Feature #7459
Implement BucketIndex in FWD-H2 to support multiplex
20%
History
#1 Updated by Alexandru Lungu 11 months ago
- Tracker changed from Bug to Feature
This task is inside my head for a really long time. I had an attempt at some point to implement it, but I didn't had a proper plan back then.
This feature is about having a custom type of index that allows multiple fields. The syntax is highly experimental, but I think is kind of suggestive:
create index idx1 on tt (f1, f2, recid) group by (_multiplex)

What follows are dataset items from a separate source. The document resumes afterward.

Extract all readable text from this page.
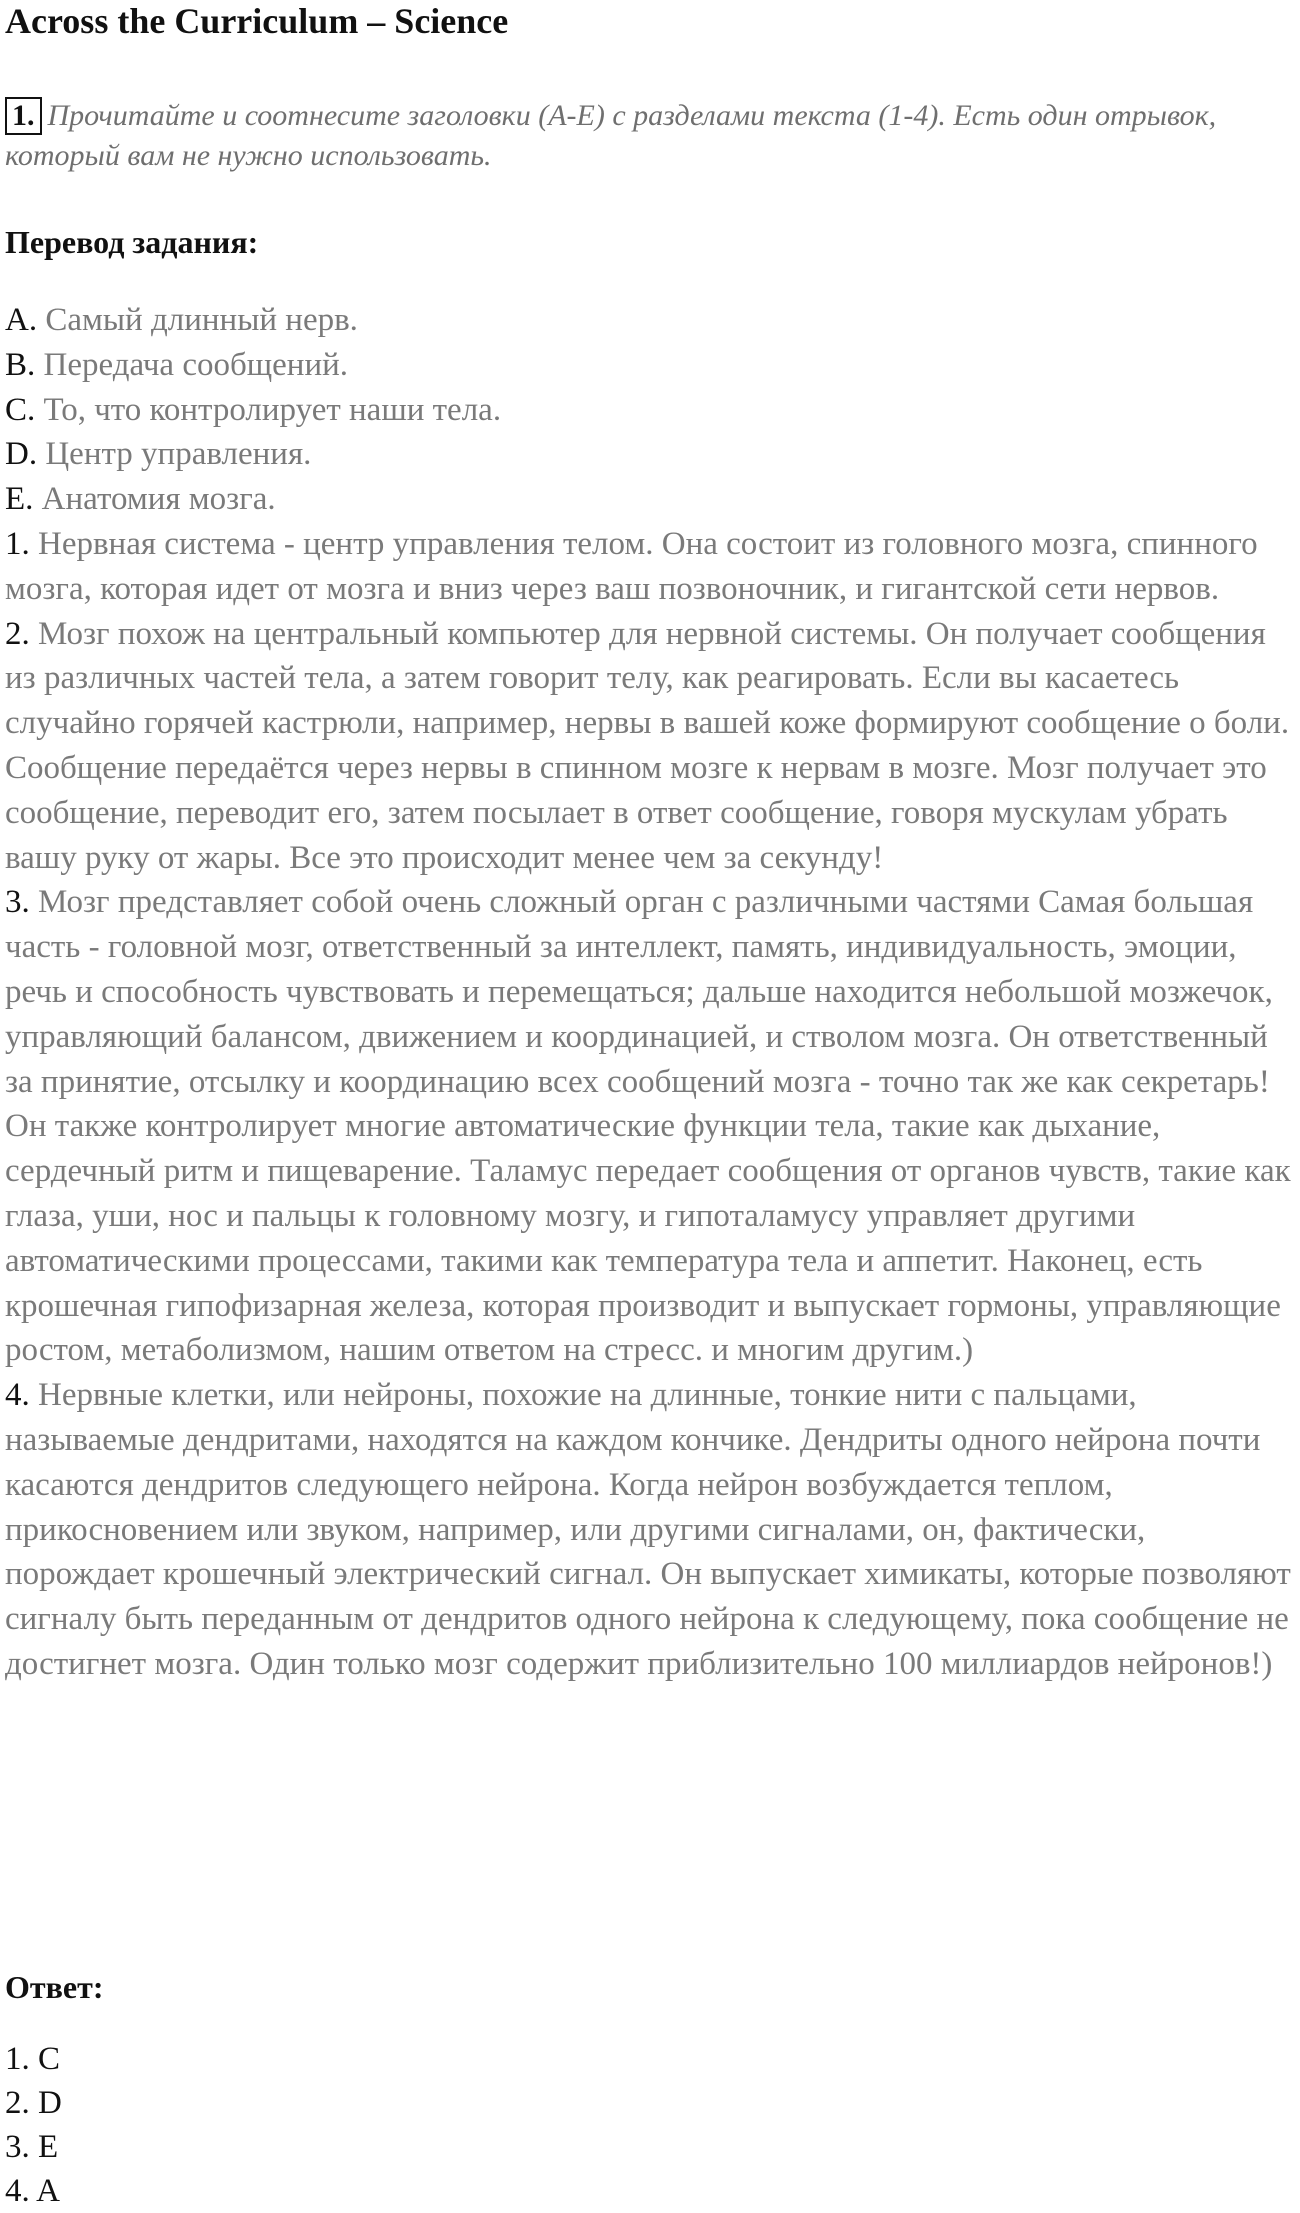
Across the Curriculum – Science
1. Прочитайте и соотнесите заголовки (A-E) с разделами текста (1-4). Есть один отрывок, который вам не нужно использовать.
Перевод задания:

A. Самый длинный нерв.

B. Передача сообщений.

C. То, что контролирует наши тела.

D. Центр управления.

E. Анатомия мозга.

1. Нервная система - центр управления телом. Она состоит из головного мозга, спинного мозга, которая идет от мозга и вниз через ваш позвоночник, и гигантской сети нервов.

2. Мозг похож на центральный компьютер для нервной системы. Он получает сообщения из различных частей тела, а затем говорит телу, как реагировать. Если вы касаетесь случайно горячей кастрюли, например, нервы в вашей коже формируют сообщение о боли. Сообщение передаётся через нервы в спинном мозге к нервам в мозге. Мозг получает это сообщение, переводит его, затем посылает в ответ сообщение, говоря мускулам убрать вашу руку от жары. Все это происходит менее чем за секунду!

3. Мозг представляет собой очень сложный орган с различными частями Самая большая часть - головной мозг, ответственный за интеллект, память, индивидуальность, эмоции, речь и способность чувствовать и перемещаться; дальше находится небольшой мозжечок, управляющий балансом, движением и координацией, и стволом мозга. Он ответственный за принятие, отсылку и координацию всех сообщений мозга - точно так же как секретарь! Он также контролирует многие автоматические функции тела, такие как дыхание, сердечный ритм и пищеварение. Таламус передает сообщения от органов чувств, такие как глаза, уши, нос и пальцы к головному мозгу, и гипоталамусу управляет другими автоматическими процессами, такими как температура тела и аппетит. Наконец, есть крошечная гипофизарная железа, которая производит и выпускает гормоны, управляющие ростом, метаболизмом, нашим ответом на стресс. и многим другим.)

4. Нервные клетки, или нейроны, похожие на длинные, тонкие нити с пальцами, называемые дендритами, находятся на каждом кончике. Дендриты одного нейрона почти касаются дендритов следующего нейрона. Когда нейрон возбуждается теплом, прикосновением или звуком, например, или другими сигналами, он, фактически, порождает крошечный электрический сигнал. Он выпускает химикаты, которые позволяют сигналу быть переданным от дендритов одного нейрона к следующему, пока сообщение не достигнет мозга. Один только мозг содержит приблизительно 100 миллиардов нейронов!)

Ответ:

1. C

2. D

3. E

4. A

With such index, I want to achieve hashing on group by
fields and b-tree on each bucket. This is similar to separating the multiplex across multiple tables, but AFAIK, #6713 proved that having multiple tables is an overhead for small scoped multiplex. This is because one should create / drop a table (and its indexes) to represent some records in a multiplex. There are lots of cases where a multiplex has < 5 records, so generating / parsing / executing the SQL for CREATE TABLE, CREATE INDEX and DROP were too big comparing to the actual work done on the tables. The only upside was that DROP
was faster than DELETE
; however, parsing / executing the CREATE
was slow.
I don't have an idea how we can do a prerequisite profiling on this, to understand how a BucketIndex can help. However, I think such index can help a lot with direct-access, as we can clear multiplex buckets very fast, comparing to DELETE FROM tt WHERE _multiplex = ?
.
As for implementation details, I always found BucketIndex
quite accessible as it aggregates a HashIndex
and a TreeIndex
. I suppose something like HashMap<Value, Index>
is the core structure here. I don't think we should bother implementing multi-field group by
as I don't see a use of it now.
There may be some overhead in the planning part as the plan with group by
index doesn't look trivial. I guess it may relate to the classic TreeIndex
plan, but give reasonable score only when the grouped field is selected and is used with =
. As for the ORDER BY
, FWD always tried to fit the _multiplex
in the ORDER BY
just to match the index. However, there is no functional reasoning behind. Thus, we should change FWD to avoid injecting _multiplex
in the ORDER BY
anymore.
- almost no overhead in creating a new multiplex:
map.put(<new-multiplex-value>, new TreeIndex())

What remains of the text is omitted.